Bowmore 17 ans White Sands

43% alc./vol.

André 91.5%
Bien différent des Bowmore traditionnels. Le nez est définitivement maritime, avec sa touche de sel habituelle mais qui s’accompagne aussi d’une solide livraison de fruits tropicaux, d’agrumes et melon au miel et de poires poêlées. Arrive ensuite la tourbe habituelle de la distillerie, sans être trop envahissante. En bouche, ce whisky me rappelle le Bowmore Tempest VI, les agrumes, le citronné maritime, les poires, l’ananas, miel, vanille,fumée de tourbe. Une petite touche de sherry peut-être aussi. Finale passablement longue, même les fruits tropicaux s’tirent longuement en bouche avant d’être enterrés par la tourbe et les saveurs maritimes. Plus j’en bois et plus je lui trouve aussi des similitudes avec le Teeling 21 ans (la tourbe en moins). J’adore, c’est inattendu et bien présenté, les saveurs inusuelles pour la distillerie sans dénaturer le backbone de la distillerie.

Patrick 84%
Un bon Bowmore, mais un peu trop dilué malheureusement. On dirait un produit préparé à la va-vite pour répondre au besoin des duty-frees. Bref, mes attentes étaient élevées, et malgré un note relativement bonne (il n’est quand même pas mauvais), je suis déçu. Nez : Parfum maritime, avec du sel, des algues et une touche de cendres. Bouche : Sel plutôt puissant, belles épices, bois brûlé et un peu de fumée. Finale : Un peu sèche, marquée par la fumée.

Martin 91%
Jambes minces et rapides. Orange vif du mélange, de l’épice. Nez: Typiquement Bowmore. Sel marin, tourbe et citron, crème anglaise et orge. Une fumée de tourbe légère, voire même chaude et réconfortante, laisse place à des notes de pomme verte et de thé. Bouche: Épices, caramel, pêche et vanille entourés de sel, de zeste de citron et d’infime tourbe. Le poivre a tendance à vouloir étouffer le reste, mais ça demeure délicieux. Hormis ce poivre, on assiste à une superbe harmonie entre les fruits et la fumée. Finale: Chaude et épicée, sur un fond de pierre lavée et de sel tourbé. Un peu de chêne arrive à percer. Belle sécheresse. Équilibre: Un mariage éblouissant. On a droit ici à un Bowmore plus « propre », plus épuré et à l’image du coeur de ce joyau d’Islay. Bien dosé, une belle addition au portfolio hors-taxes de la distillerie.

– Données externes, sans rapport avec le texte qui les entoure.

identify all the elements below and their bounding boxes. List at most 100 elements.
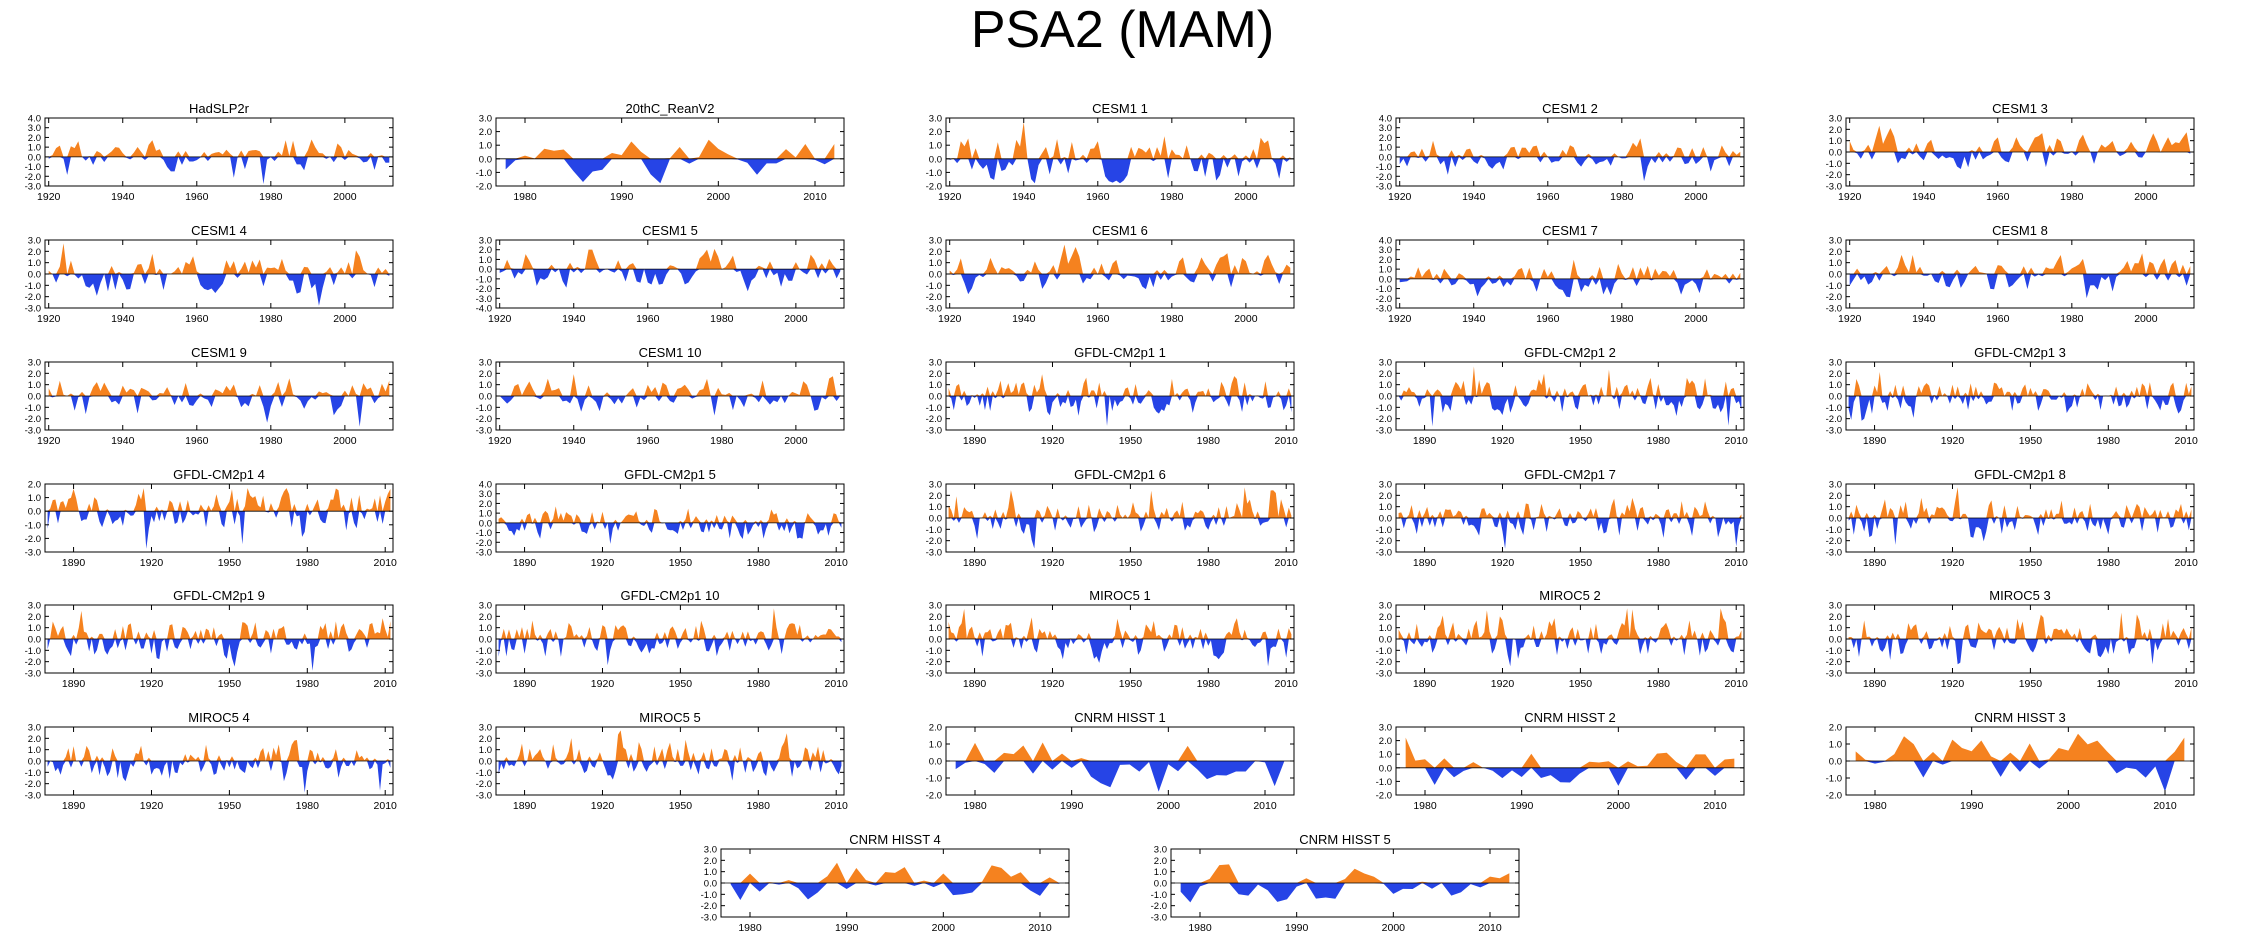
x-tick-label: 2010	[2175, 678, 2199, 690]
y-tick-label: 3.0	[28, 601, 41, 612]
plot-frame	[1395, 726, 1745, 796]
y-tick-label: 4.0	[1379, 236, 1392, 247]
plot-frame	[44, 483, 394, 553]
panel-cnrm-hisst-2: CNRM HISST 2 3.0 2.0 1.0 0.0 -1.0 -2.0 1980 1990…	[1376, 710, 1745, 812]
x-tick-label: 1890	[513, 800, 537, 812]
y-tick-label: 1.0	[929, 740, 942, 751]
positive-area	[1848, 612, 2192, 639]
y-tick-label: -3.0	[701, 913, 717, 924]
y-tick-label: -1.0	[1151, 890, 1167, 901]
y-tick-label: -3.0	[1376, 426, 1392, 437]
y-tick-label: 0.0	[28, 152, 41, 163]
y-tick-label: -3.0	[25, 669, 41, 680]
y-tick-label: 2.0	[1829, 723, 1842, 734]
x-tick-label: 1920	[37, 191, 61, 203]
positive-area	[948, 608, 1292, 639]
x-tick-label: 1990	[1510, 800, 1534, 812]
y-tick-label: -1.0	[1376, 284, 1392, 295]
y-tick-label: 3.0	[929, 480, 942, 491]
y-tick-label: 4.0	[479, 480, 492, 491]
y-tick-label: -1.0	[476, 528, 492, 539]
positive-area	[948, 487, 1292, 518]
panel-title: CESM1 5	[642, 223, 698, 238]
y-tick-label: 2.0	[28, 369, 41, 380]
x-tick-label: 1980	[710, 313, 734, 325]
negative-area	[1398, 639, 1742, 667]
y-tick-label: 2.0	[479, 499, 492, 510]
y-tick-label: -2.0	[926, 182, 942, 193]
y-tick-label: -2.0	[25, 292, 41, 303]
x-tick-label: 1920	[37, 313, 61, 325]
panel-title: MIROC5 1	[1089, 588, 1150, 603]
x-tick-label: 2010	[1275, 678, 1299, 690]
x-tick-label: 1980	[1197, 435, 1221, 447]
x-tick-label: 1950	[218, 800, 242, 812]
y-tick-label: 1.0	[1829, 740, 1842, 751]
x-tick-label: 1960	[1536, 191, 1560, 203]
x-tick-label: 1920	[1388, 313, 1412, 325]
y-tick-label: 3.0	[929, 114, 942, 125]
x-tick-label: 1950	[218, 678, 242, 690]
y-tick-label: 3.0	[1379, 723, 1392, 734]
panel-title: GFDL-CM2p1 10	[621, 588, 720, 603]
x-tick-label: 1940	[1012, 313, 1036, 325]
x-tick-label: 2010	[374, 557, 398, 569]
negative-area	[949, 158, 1291, 184]
panel-gfdl-cm2p1-9: GFDL-CM2p1 9 3.02.01.00.0-1.0-2.0-3.0 1890…	[25, 588, 397, 690]
y-tick-label: -2.0	[926, 292, 942, 303]
y-tick-label: 3.0	[28, 123, 41, 134]
positive-area	[1405, 737, 1735, 768]
x-tick-label: 1920	[140, 800, 164, 812]
y-tick-label: -2.0	[926, 791, 942, 802]
x-tick-label: 1890	[1413, 678, 1437, 690]
x-tick-label: 2000	[1234, 313, 1258, 325]
negative-area	[48, 396, 390, 427]
x-tick-label: 1980	[259, 313, 283, 325]
x-tick-label: 1940	[111, 435, 135, 447]
y-tick-label: -1.0	[926, 646, 942, 657]
x-tick-label: 1960	[636, 435, 660, 447]
y-tick-label: 2.0	[1829, 612, 1842, 623]
x-tick-label: 1980	[296, 800, 320, 812]
y-tick-label: 1.0	[1829, 502, 1842, 513]
negative-area	[1405, 767, 1735, 786]
panel-title: CESM1 8	[1992, 223, 2048, 238]
y-tick-label: 2.0	[929, 723, 942, 734]
y-tick-label: -2.0	[25, 172, 41, 183]
y-tick-label: -1.0	[476, 646, 492, 657]
y-tick-label: 2.0	[1379, 133, 1392, 144]
y-tick-label: 3.0	[479, 601, 492, 612]
plot-frame	[495, 239, 845, 309]
panel-gfdl-cm2p1-1: GFDL-CM2p1 1 3.02.01.00.0-1.0-2.0-3.0 1890…	[926, 345, 1298, 447]
x-tick-label: 2010	[2153, 800, 2177, 812]
y-tick-label: -2.0	[25, 534, 41, 545]
y-tick-label: 1.0	[1829, 623, 1842, 634]
negative-area	[505, 158, 835, 184]
y-tick-label: 0.0	[28, 635, 41, 646]
y-tick-label: 3.0	[1379, 480, 1392, 491]
panel-title: GFDL-CM2p1 8	[1974, 467, 2066, 482]
y-tick-label: 1.0	[1379, 623, 1392, 634]
y-tick-label: 0.0	[929, 154, 942, 165]
y-tick-label: 3.0	[1379, 601, 1392, 612]
negative-area	[955, 761, 1285, 792]
positive-area	[48, 378, 390, 396]
x-tick-label: 1980	[2097, 435, 2121, 447]
x-tick-label: 1920	[1941, 557, 1965, 569]
x-tick-label: 2010	[1253, 800, 1277, 812]
x-tick-label: 1950	[669, 800, 693, 812]
y-tick-label: 0.0	[479, 392, 492, 403]
x-tick-label: 1950	[2019, 557, 2043, 569]
x-tick-label: 1940	[1462, 313, 1486, 325]
x-tick-label: 2010	[803, 191, 827, 203]
x-tick-label: 1990	[1060, 800, 1084, 812]
y-tick-label: -2.0	[1376, 414, 1392, 425]
y-tick-label: 3.0	[1829, 114, 1842, 125]
x-tick-label: 1920	[1041, 435, 1065, 447]
x-tick-label: 1920	[1491, 557, 1515, 569]
y-tick-label: 3.0	[479, 236, 492, 247]
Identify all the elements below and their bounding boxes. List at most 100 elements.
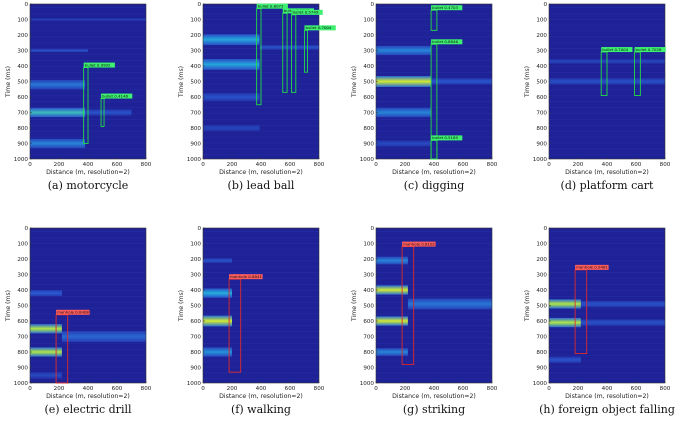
detection-label: bullet 0.8073 — [258, 3, 284, 8]
heatmap-stripe — [376, 45, 432, 56]
heatmap-stripe — [407, 298, 492, 310]
y-axis-label: Time (ms) — [524, 66, 531, 98]
y-tick-label: 500 — [363, 80, 374, 86]
y-tick-label: 900 — [363, 142, 374, 148]
y-tick-label: 700 — [190, 335, 201, 341]
heatmap-texture-line — [203, 325, 319, 327]
detection-label-bg — [229, 274, 263, 280]
heatmap-texture-line — [549, 113, 665, 114]
y-tick-label: 100 — [536, 18, 547, 24]
heatmap-texture-line — [30, 272, 146, 274]
y-axis-label: Time (ms) — [178, 290, 185, 322]
heatmap-texture-line — [203, 284, 319, 285]
heatmap-stripe — [30, 107, 86, 118]
y-tick-label: 700 — [363, 111, 374, 117]
heatmap-texture-line — [203, 337, 319, 338]
y-axis-label: Time (ms) — [5, 290, 12, 322]
heatmap-texture-line — [376, 272, 492, 274]
heatmap-stripe — [376, 348, 408, 356]
heatmap-texture-line — [376, 254, 492, 256]
heatmap-background — [30, 228, 146, 383]
heatmap-texture-line — [30, 54, 146, 56]
heatmap-texture-line — [376, 48, 492, 50]
y-tick-label: 300 — [17, 273, 28, 279]
x-tick-label: 200 — [54, 162, 65, 168]
y-axis-label: Time (ms) — [351, 66, 358, 98]
y-tick-label: 500 — [536, 304, 547, 310]
heatmap-texture-line — [30, 266, 146, 268]
x-tick-label: 200 — [54, 386, 65, 392]
heatmap-texture-line — [203, 142, 319, 144]
heatmap-texture-line — [203, 266, 319, 268]
y-tick-label: 600 — [536, 95, 547, 101]
heatmap-texture-line — [376, 89, 492, 91]
detection-label-bg — [304, 25, 336, 31]
x-tick-label: 400 — [602, 386, 613, 392]
heatmap-texture-line — [376, 348, 492, 350]
detection-label-bg — [83, 62, 115, 68]
heatmap-texture-line — [376, 284, 492, 285]
heatmap-texture-line — [30, 372, 146, 374]
heatmap-texture-line — [376, 337, 492, 338]
x-tick-label: 400 — [83, 386, 94, 392]
heatmap-texture-line — [549, 348, 665, 350]
heatmap-texture-line — [549, 136, 665, 138]
heatmap-texture-line — [549, 130, 665, 132]
detection-label: bullet 0.5749 — [292, 10, 318, 15]
y-tick-label: 0 — [370, 2, 374, 8]
heatmap-texture-line — [376, 18, 492, 20]
heatmap-texture-line — [203, 242, 319, 244]
y-tick-label: 800 — [536, 126, 547, 132]
heatmap-stripe — [203, 34, 260, 46]
heatmap-texture-line — [203, 290, 319, 291]
heatmap-texture-line — [549, 272, 665, 274]
heatmap-texture-line — [549, 337, 665, 338]
heatmap-texture-line — [376, 154, 492, 156]
panel-caption: (h) foreign object falling — [539, 403, 675, 416]
panel-caption: (d) platform cart — [560, 179, 654, 192]
heatmap-stripe — [549, 317, 581, 328]
heatmap-texture-line — [30, 242, 146, 244]
heatmap-texture-line — [376, 30, 492, 32]
heatmap-stripe — [203, 347, 232, 357]
x-tick-label: 200 — [573, 386, 584, 392]
y-tick-label: 600 — [363, 319, 374, 325]
heatmap-texture-line — [30, 154, 146, 156]
x-tick-label: 0 — [201, 386, 205, 392]
y-tick-label: 1000 — [14, 381, 29, 387]
y-tick-label: 900 — [190, 366, 201, 372]
y-tick-label: 500 — [536, 80, 547, 86]
y-tick-label: 400 — [363, 64, 374, 70]
x-tick-label: 0 — [547, 386, 551, 392]
detection-label-bg — [575, 264, 609, 270]
x-axis-label: Distance (m, resolution=2) — [46, 393, 130, 400]
heatmap-texture-line — [549, 278, 665, 280]
heatmap-texture-line — [376, 12, 492, 14]
y-tick-label: 1000 — [187, 157, 202, 163]
heatmap-texture-line — [203, 348, 319, 350]
heatmap-stripe — [30, 372, 62, 379]
heatmap-texture-line — [30, 354, 146, 356]
heatmap-background — [203, 228, 319, 383]
heatmap-texture-line — [30, 24, 146, 26]
y-tick-label: 600 — [536, 319, 547, 325]
y-tick-label: 300 — [190, 273, 201, 279]
heatmap-texture-line — [376, 66, 492, 67]
heatmap-texture-line — [376, 278, 492, 280]
y-tick-label: 100 — [190, 242, 201, 248]
y-tick-label: 200 — [363, 257, 374, 263]
heatmap-texture-line — [376, 101, 492, 103]
heatmap-texture-line — [203, 372, 319, 374]
heatmap-texture-line — [30, 378, 146, 380]
y-tick-label: 600 — [363, 95, 374, 101]
heatmap-stripe — [580, 319, 665, 326]
x-tick-label: 600 — [112, 386, 123, 392]
heatmap-texture-line — [376, 236, 492, 238]
y-tick-label: 0 — [543, 2, 547, 8]
x-tick-label: 600 — [285, 386, 296, 392]
heatmap-texture-line — [549, 36, 665, 38]
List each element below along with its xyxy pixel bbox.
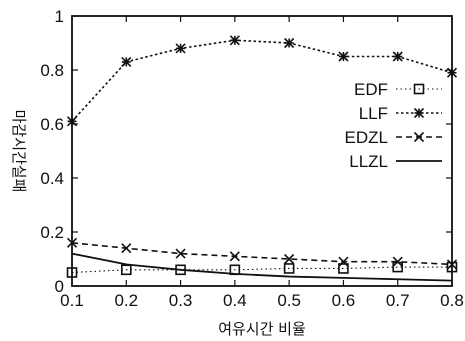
data-point-edzl-stroke: [284, 253, 295, 265]
legend-marker-llf: [413, 107, 425, 119]
data-point-edzl-stroke: [121, 243, 132, 254]
data-point-edzl: [229, 251, 240, 262]
ticks-layer: 0.1 0.2 0.3 0.4 0.5 0.6 0.7 0.8 0 0.2 0.4 0.6 0.8 1: [40, 7, 463, 310]
series-line-edf: [71, 266, 452, 274]
data-point-edf: [338, 263, 349, 274]
data-point-llf: [284, 37, 295, 49]
legend: EDF LLF EDZL LLZL: [345, 80, 442, 171]
series-line-llzl: [71, 252, 453, 282]
legend-marker-edzl: [413, 131, 425, 143]
y-tick-label: 0.8: [40, 61, 64, 80]
legend-marker-edzl-stroke: [413, 131, 425, 143]
data-point-edf: [283, 263, 295, 274]
x-tick-label: 0.4: [223, 291, 247, 310]
legend-label-edf: EDF: [354, 80, 388, 99]
series-llzl: [71, 252, 453, 282]
data-point-edzl: [284, 253, 295, 265]
y-tick-label: 1: [55, 7, 64, 26]
data-point-edzl: [175, 248, 186, 259]
data-point-llf: [175, 43, 186, 54]
data-point-edzl-stroke: [392, 256, 403, 267]
y-tick-label: 0.4: [40, 169, 64, 188]
legend-label-llf: LLF: [359, 104, 388, 123]
legend-marker-edf: [413, 83, 425, 95]
y-axis-title: 마감시간실패: [10, 110, 28, 193]
data-point-edzl: [392, 256, 403, 267]
data-point-edzl-stroke: [229, 251, 240, 262]
plot-frame: [71, 15, 453, 287]
x-tick-label: 0.1: [60, 291, 84, 310]
x-tick-label: 0.2: [114, 291, 138, 310]
legend-label-edzl: EDZL: [345, 128, 388, 147]
data-point-llf: [121, 56, 132, 67]
legend-label-llzl: LLZL: [349, 152, 388, 171]
y-tick-label: 0: [55, 277, 64, 296]
data-point-llf: [229, 35, 240, 46]
data-point-edzl-stroke: [338, 256, 349, 267]
series-line-edzl: [71, 242, 453, 266]
x-tick-label: 0.8: [440, 291, 464, 310]
x-axis-title: 여유시간 비율: [218, 320, 306, 338]
x-tick-label: 0.6: [332, 291, 356, 310]
y-tick-label: 0.2: [40, 223, 64, 242]
x-tick-label: 0.3: [169, 291, 193, 310]
data-point-llf: [392, 51, 403, 62]
series-line-llf: [71, 39, 453, 122]
x-tick-label: 0.5: [277, 291, 301, 310]
x-tick-label: 0.7: [386, 291, 410, 310]
data-point-edzl: [121, 243, 132, 254]
y-tick-label: 0.6: [40, 115, 64, 134]
data-point-edzl-stroke: [175, 248, 186, 259]
data-point-edzl: [338, 256, 349, 267]
data-point-llf: [338, 51, 349, 62]
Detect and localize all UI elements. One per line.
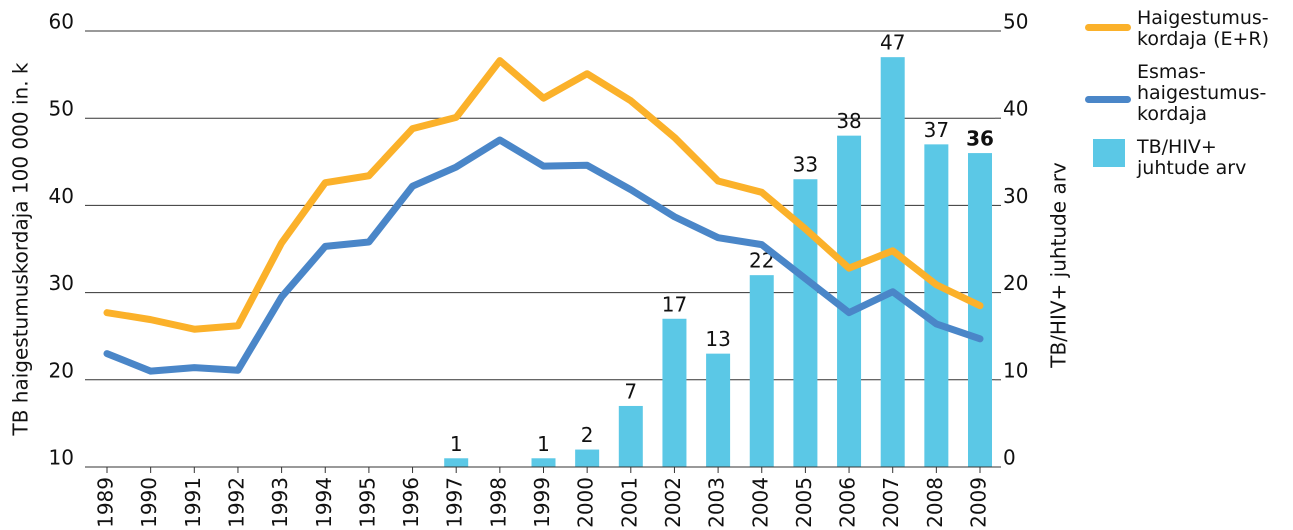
bar [531,458,556,467]
y2-tick-label: 50 [1003,10,1028,34]
bar [968,153,992,467]
y-tick-label: 40 [49,184,74,208]
x-tick-label: 1998 [486,477,510,528]
bar-value-label: 1 [450,432,463,456]
bar-value-label: 36 [966,127,994,151]
legend-key [1085,24,1131,31]
x-tick-label: 1997 [443,477,467,528]
x-tick-label: 1991 [181,477,205,528]
bar-value-label: 2 [581,423,594,447]
x-tick-label: 2002 [661,477,685,528]
y-tick-label: 10 [49,446,74,470]
y-tick-label: 20 [49,358,74,382]
x-tick-label: 2005 [792,477,816,528]
legend: Haigestumus- kordaja (E+R) Esmas- haigest… [1085,8,1290,191]
y2-tick-label: 30 [1003,184,1028,208]
y2-tick-label: 40 [1003,97,1028,121]
bar [444,458,469,467]
bar-value-label: 1 [537,432,550,456]
x-tick-label: 2003 [705,477,729,528]
bar [618,405,643,467]
bar [837,135,862,467]
x-tick-label: 2006 [836,477,860,528]
x-tick-label: 1990 [137,477,161,528]
x-tick-label: 2004 [748,477,772,528]
bar [706,353,731,467]
legend-item: Haigestumus- kordaja (E+R) [1085,8,1290,50]
x-tick-label: 1994 [312,477,336,528]
legend-key [1085,96,1131,103]
bar-value-label: 17 [662,292,687,316]
y-axis-title: TB haigestumuskordaja 100 000 in. k [9,62,33,436]
y2-tick-label: 20 [1003,271,1028,295]
chart: 10 20 30 40 50 60 0 10 20 30 40 50 TB haigestumuskor… [9,10,1071,528]
x-tick-label: 1999 [530,477,554,528]
x-tick-label: 2008 [923,477,947,528]
x-tick-label: 2009 [967,477,991,528]
legend-label: Haigestumus- kordaja (E+R) [1137,7,1270,50]
bar-value-label: 7 [624,379,637,403]
x-tick-label: 1993 [268,477,292,528]
y-tick-label: 50 [49,97,74,121]
x-tick-label: 2000 [574,477,598,528]
legend-label: Esmas- haigestumus- kordaja [1137,61,1267,125]
bar [575,449,600,467]
bar-value-label: 38 [836,109,861,133]
line [103,57,984,333]
x-tick-label: 1992 [224,477,248,528]
y-tick-label: 30 [49,271,74,295]
x-tick-label: 1995 [355,477,379,528]
legend-item: Esmas- haigestumus- kordaja [1085,62,1290,125]
x-tick-label: 2001 [617,477,641,528]
bar [880,57,905,467]
y2-tick-label: 0 [1003,446,1016,470]
bar-value-label: 47 [880,31,905,55]
y2-axis-title: TB/HIV+ juhtude arv [1047,162,1071,369]
line [103,136,984,375]
bar [662,318,687,467]
bar-value-label: 33 [793,153,818,177]
legend-label: TB/HIV+ juhtude arv [1137,136,1247,179]
bar-value-label: 13 [705,327,730,351]
x-tick-label: 1996 [399,477,423,528]
x-tick-label: 2007 [879,477,903,528]
x-tick-label: 1989 [94,477,118,528]
bar [749,275,774,467]
y-tick-label: 60 [49,10,74,34]
legend-item: TB/HIV+ juhtude arv [1085,137,1290,179]
bar-value-label: 37 [924,118,949,142]
bar [924,144,949,468]
y2-tick-label: 10 [1003,358,1028,382]
legend-key [1093,139,1125,167]
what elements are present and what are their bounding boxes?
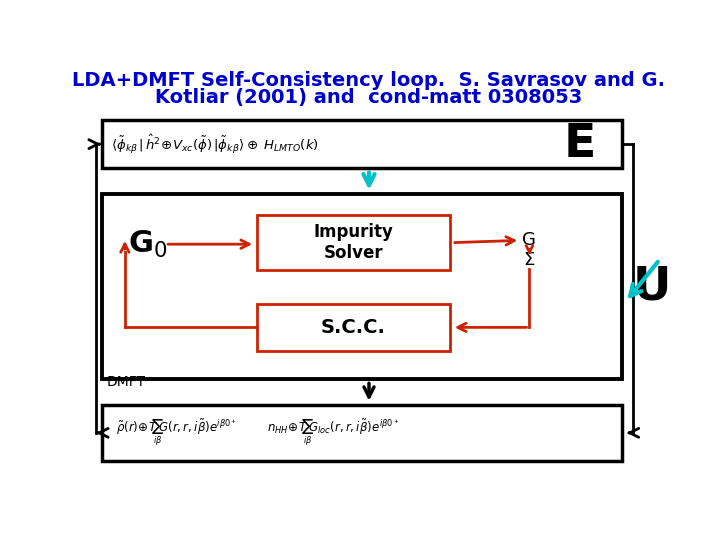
Text: $\tilde{\rho}(r)\!\oplus\!T\!\!\sum_{i\beta}\!\!G(r,r,i\tilde{\beta})e^{i\beta 0: $\tilde{\rho}(r)\!\oplus\!T\!\!\sum_{i\b…: [116, 417, 399, 448]
Text: G: G: [523, 231, 536, 249]
Text: DMFT: DMFT: [107, 375, 145, 389]
Bar: [102, 194, 622, 379]
Bar: [256, 303, 451, 351]
Bar: [102, 120, 622, 168]
Text: U: U: [633, 264, 671, 309]
Text: $\mathbf{G}_0$: $\mathbf{G}_0$: [128, 228, 168, 260]
Text: $\Sigma$: $\Sigma$: [523, 251, 536, 268]
Bar: [102, 405, 622, 461]
Text: Kotliar (2001) and  cond-matt 0308053: Kotliar (2001) and cond-matt 0308053: [156, 88, 582, 107]
Text: S.C.C.: S.C.C.: [321, 318, 386, 337]
Text: LDA+DMFT Self-Consistency loop.  S. Savrasov and G.: LDA+DMFT Self-Consistency loop. S. Savra…: [73, 71, 665, 90]
Bar: [256, 215, 451, 271]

Talisker Distiller’s Edition 1999-2010

45.8% alc./vol.
Embouteillé en 2010

Patrick 93%
Un grand classique qui ne vous décevra pas. Tout ce que j’ai toujours aimé dans un scotch semble s’y retrouver. Nez : Sucré-salé, tourbé, enveloppé de beaux fruits mûrs et d’une pointe discrète de fumée. Le tout est complété par des notes de chêne et de vanille subtile. Bouche : Arrivée en bouche très sucrée, suivie par une vague de sel puis de fumée intense. L’ensemble est complété par les chaleureuses épices du chêne, du cacao en poudre (genre, du vrai cacao non sucré) et une touche florale très subtile rappelant du bruyère. Finale : D’une belle longueur, épicée et fumée.